The calculation methods/ equations are slightly different for Refrigerated storgae Tanks and Non-Refrigerated storage Tank.

Regards

P. Bala Brahmam
I hope the above may be useful.



Hookem (Mechanical)
4 Feb 03 8:04
You can also get annual average breathing loss calculations from an EPA report called AP-42; and, yes, there are places on the web where it can be found and printed as a .pdf file.
pleckner (Chemical)
4 Feb 03 12:58
TO GORDY1:

The "Size Master" program you mention is from Farris Engineering, not from Groth and is used to size relief valves. It does not do API 2000 venting calculations. For this, Protectoseal is one of the best.
CHD01 (Mechanical)
4 Feb 03 23:40
Groth also provided a program called CALQSIZE for sizing vents (unfortunately they called them relief valves even though they were pallet type devices and started a lot of confusion for a lot of people).  

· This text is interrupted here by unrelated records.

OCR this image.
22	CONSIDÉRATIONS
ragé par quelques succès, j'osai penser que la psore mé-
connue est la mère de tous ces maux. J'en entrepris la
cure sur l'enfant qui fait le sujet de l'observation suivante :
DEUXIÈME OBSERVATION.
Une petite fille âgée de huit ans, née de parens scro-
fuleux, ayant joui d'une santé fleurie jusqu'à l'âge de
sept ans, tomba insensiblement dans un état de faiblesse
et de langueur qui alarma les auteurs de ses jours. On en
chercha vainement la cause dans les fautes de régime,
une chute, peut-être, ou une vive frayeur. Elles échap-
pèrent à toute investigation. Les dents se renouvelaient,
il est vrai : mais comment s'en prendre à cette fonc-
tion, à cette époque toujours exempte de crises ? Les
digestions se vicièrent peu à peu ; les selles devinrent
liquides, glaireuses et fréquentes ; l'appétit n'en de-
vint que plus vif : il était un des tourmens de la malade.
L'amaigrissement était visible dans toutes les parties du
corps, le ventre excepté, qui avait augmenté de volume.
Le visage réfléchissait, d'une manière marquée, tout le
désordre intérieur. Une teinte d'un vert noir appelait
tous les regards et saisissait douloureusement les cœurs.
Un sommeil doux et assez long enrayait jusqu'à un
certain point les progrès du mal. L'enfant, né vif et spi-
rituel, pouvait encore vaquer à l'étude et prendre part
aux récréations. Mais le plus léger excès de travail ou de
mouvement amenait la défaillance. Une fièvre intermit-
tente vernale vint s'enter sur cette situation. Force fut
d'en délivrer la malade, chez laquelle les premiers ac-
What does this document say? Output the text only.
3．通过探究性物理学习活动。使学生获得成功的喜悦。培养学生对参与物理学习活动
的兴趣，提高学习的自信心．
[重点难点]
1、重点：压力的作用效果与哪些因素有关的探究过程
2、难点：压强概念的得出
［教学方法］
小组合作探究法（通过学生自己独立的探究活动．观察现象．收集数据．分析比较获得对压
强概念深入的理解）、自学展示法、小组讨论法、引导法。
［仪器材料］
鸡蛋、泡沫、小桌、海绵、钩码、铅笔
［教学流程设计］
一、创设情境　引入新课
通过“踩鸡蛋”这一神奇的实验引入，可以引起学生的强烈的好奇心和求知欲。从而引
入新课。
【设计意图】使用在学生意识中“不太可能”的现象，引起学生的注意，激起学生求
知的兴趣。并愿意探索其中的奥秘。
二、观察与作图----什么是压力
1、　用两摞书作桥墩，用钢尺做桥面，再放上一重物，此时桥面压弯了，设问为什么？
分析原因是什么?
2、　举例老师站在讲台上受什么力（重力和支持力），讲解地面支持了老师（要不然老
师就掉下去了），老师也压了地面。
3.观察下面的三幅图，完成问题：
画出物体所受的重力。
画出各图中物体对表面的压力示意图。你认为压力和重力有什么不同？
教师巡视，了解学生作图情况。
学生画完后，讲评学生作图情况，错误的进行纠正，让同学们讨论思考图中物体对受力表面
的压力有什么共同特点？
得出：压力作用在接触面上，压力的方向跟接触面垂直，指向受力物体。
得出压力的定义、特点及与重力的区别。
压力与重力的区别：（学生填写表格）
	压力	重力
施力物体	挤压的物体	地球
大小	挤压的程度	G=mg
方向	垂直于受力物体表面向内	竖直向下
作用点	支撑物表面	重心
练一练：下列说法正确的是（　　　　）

The more you learn, the less you are certain of.

IFRs (Petroleum)
6 Feb 03 15:51
Even though you can get a spreadsheet or program to do the work for you, I feel that it is undeniably better for you to read and understand API2000.  Education and self improvement can't hurt.  Engineers need to understand what they are doing and why.

Just my 2 cents...
Helpful Member!  Montemayor (Chemical)
26 Feb 03 20:29
Neovalente:

IFR is absolutely correct in stating that the computer programs and spreadsheets can do the number grinding, but they don't do the LOGIC and PROCESS ANALYSIS that it vital to make sure your storage tank is safely protected against over (or under) pressure.

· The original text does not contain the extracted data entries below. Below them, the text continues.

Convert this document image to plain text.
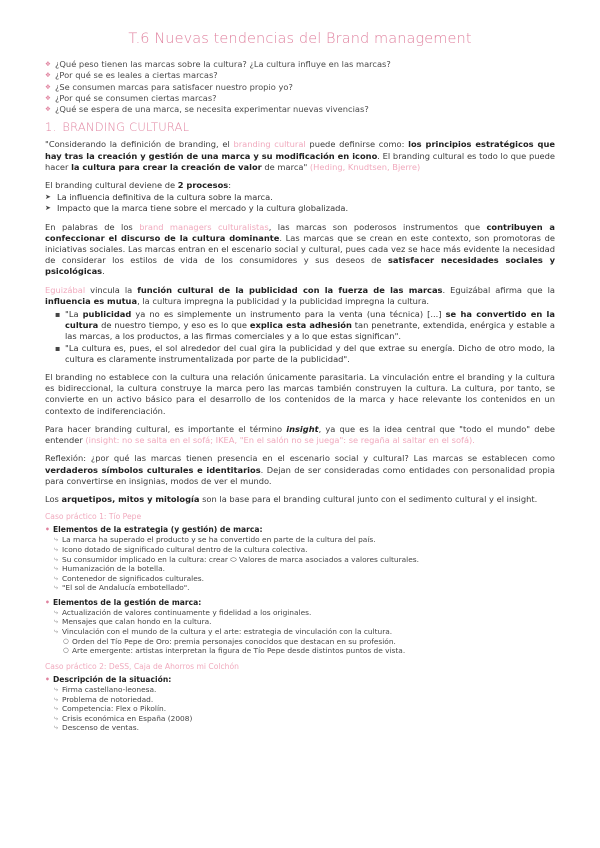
T.6 Nuevas tendencias del Brand management
❖ ¿Qué peso tienen las marcas sobre la cultura? ¿La cultura influye en las marcas?
❖ ¿Por qué se es leales a ciertas marcas?
❖ ¿Se consumen marcas para satisfacer nuestro propio yo?
❖ ¿Por qué se consumen ciertas marcas?
❖ ¿Qué se espera de una marca, se necesita experimentar nuevas vivencias?
1. BRANDING CULTURAL

"Considerando la definición de branding, el branding cultural puede definirse como: los principios estratégicos que hay tras la creación y gestión de una marca y su modificación en icono. El branding cultural es todo lo que puede hacer la cultura para crear la creación de valor de marca" (Heding, Knudtsen, Bjerre)

El branding cultural deviene de 2 procesos:

➤ La influencia definitiva de la cultura sobre la marca.
➤ Impacto que la marca tiene sobre el mercado y la cultura globalizada.

En palabras de los brand managers culturalistas, las marcas son poderosos instrumentos que contribuyen a confeccionar el discurso de la cultura dominante. Las marcas que se crean en este contexto, son promotoras de iniciativas sociales. Las marcas entran en el escenario social y cultural, pues cada vez se hace más evidente la necesidad de considerar los estilos de vida de los consumidores y sus deseos de satisfacer necesidades sociales y psicológicas.

Eguizábal vincula la función cultural de la publicidad con la fuerza de las marcas. Eguizábal afirma que la influencia es mutua, la cultura impregna la publicidad y la publicidad impregna la cultura.

▪ "La publicidad ya no es simplemente un instrumento para la venta (una técnica) [...] se ha convertido en la cultura de nuestro tiempo, y eso es lo que explica esta adhesión tan penetrante, extendida, enérgica y estable a las marcas, a los productos, a las firmas comerciales y a lo que estas significan".
▪ "La cultura es, pues, el sol alrededor del cual gira la publicidad y del que extrae su energía. Dicho de otro modo, la cultura es claramente instrumentalizada por parte de la publicidad".

El branding no establece con la cultura una relación únicamente parasitaria. La vinculación entre el branding y la cultura es bidireccional, la cultura construye la marca pero las marcas también construyen la cultura. La cultura, por tanto, se convierte en un activo básico para el desarrollo de los contenidos de la marca y hace relevante los contenidos en un contexto de indiferenciación.

Para hacer branding cultural, es importante el término insight, ya que es la idea central que "todo el mundo" debe entender (insight: no se salta en el sofá; IKEA, "En el salón no se juega": se regaña al saltar en el sofá).

Reflexión: ¿por qué las marcas tienen presencia en el escenario social y cultural? Las marcas se establecen como verdaderos símbolos culturales e identitarios. Dejan de ser consideradas como entidades con personalidad propia para convertirse en insignias, modos de ver el mundo.

Los arquetipos, mitos y mitología son la base para el branding cultural junto con el sedimento cultural y el insight.

Caso práctico 1: Tío Pepe
• Elementos de la estrategia (y gestión) de marca:
⤷ La marca ha superado el producto y se ha convertido en parte de la cultura del país.
⤷ Icono dotado de significado cultural dentro de la cultura colectiva.
⤷ Su consumidor implicado en la cultura: crear ⬭ Valores de marca asociados a valores culturales.
⤷ Humanización de la botella.
⤷ Contenedor de significados culturales.
⤷ "El sol de Andalucía embotellado".
• Elementos de la gestión de marca:
⤷ Actualización de valores continuamente y fidelidad a los originales.
⤷ Mensajes que calan hondo en la cultura.
⤷ Vinculación con el mundo de la cultura y el arte: estrategia de vinculación con la cultura.
○ Orden del Tío Pepe de Oro: premia personajes conocidos que destacan en su profesión.
○ Arte emergente: artistas interpretan la figura de Tío Pepe desde distintos puntos de vista.
Caso práctico 2: DeSS, Caja de Ahorros mi Colchón
• Descripción de la situación:
⤷ Firma castellano-leonesa.
⤷ Problema de notoriedad.
⤷ Competencia: Flex o Pikolín.
⤷ Crisis económica en España (2008)
⤷ Descenso de ventas.
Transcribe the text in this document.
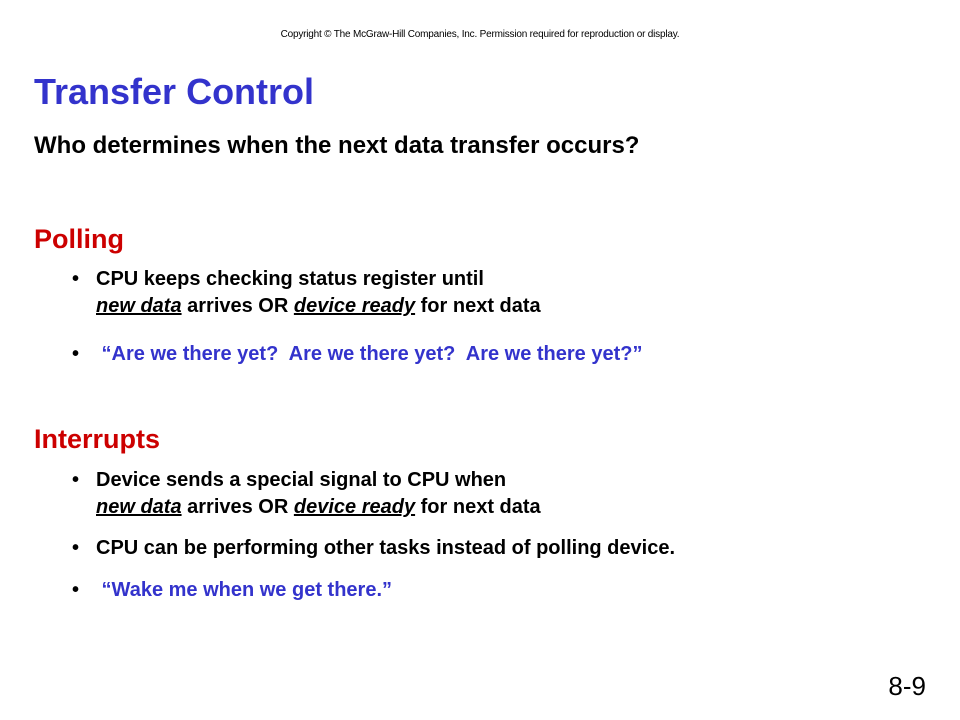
Copyright © The McGraw-Hill Companies, Inc. Permission required for reproduction or display.
Transfer Control
Who determines when the next data transfer occurs?
Polling
• CPU keeps checking status register until
new data arrives OR device ready for next data
• “Are we there yet?  Are we there yet?  Are we there yet?”
Interrupts
• Device sends a special signal to CPU when
new data arrives OR device ready for next data
• CPU can be performing other tasks instead of polling device.
• “Wake me when we get there.”
8-9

I've used all the major storage tank relief valve programs and hardware and I still have resorted to designing my own spreadsheet(s) which I use as the calculation documentation for the necessary OSHA PSM step and audit trail.  I force myself and all engineers who use this calculation method to go through the entire hazard scenarios specific to that particular tank and its operation.

If you are interested in seeing a working copy of this method, email me at artmontemayor37@hotsheet.com  and I' send you a copy.  There, you will find how to do the necessary work to comply with API 2000 and OSHA.
CHD01 (Mechanical)
26 Feb 03 22:44
Yes, I always use my own spreadsheets; but I also always check the vent I select using the vendors program.  Unfortunately, the early vendor programs indicated the vendor wasn't that good at sizing these vents either - but the programs have since improved - at least some have.

The more you learn, the less you are certain of.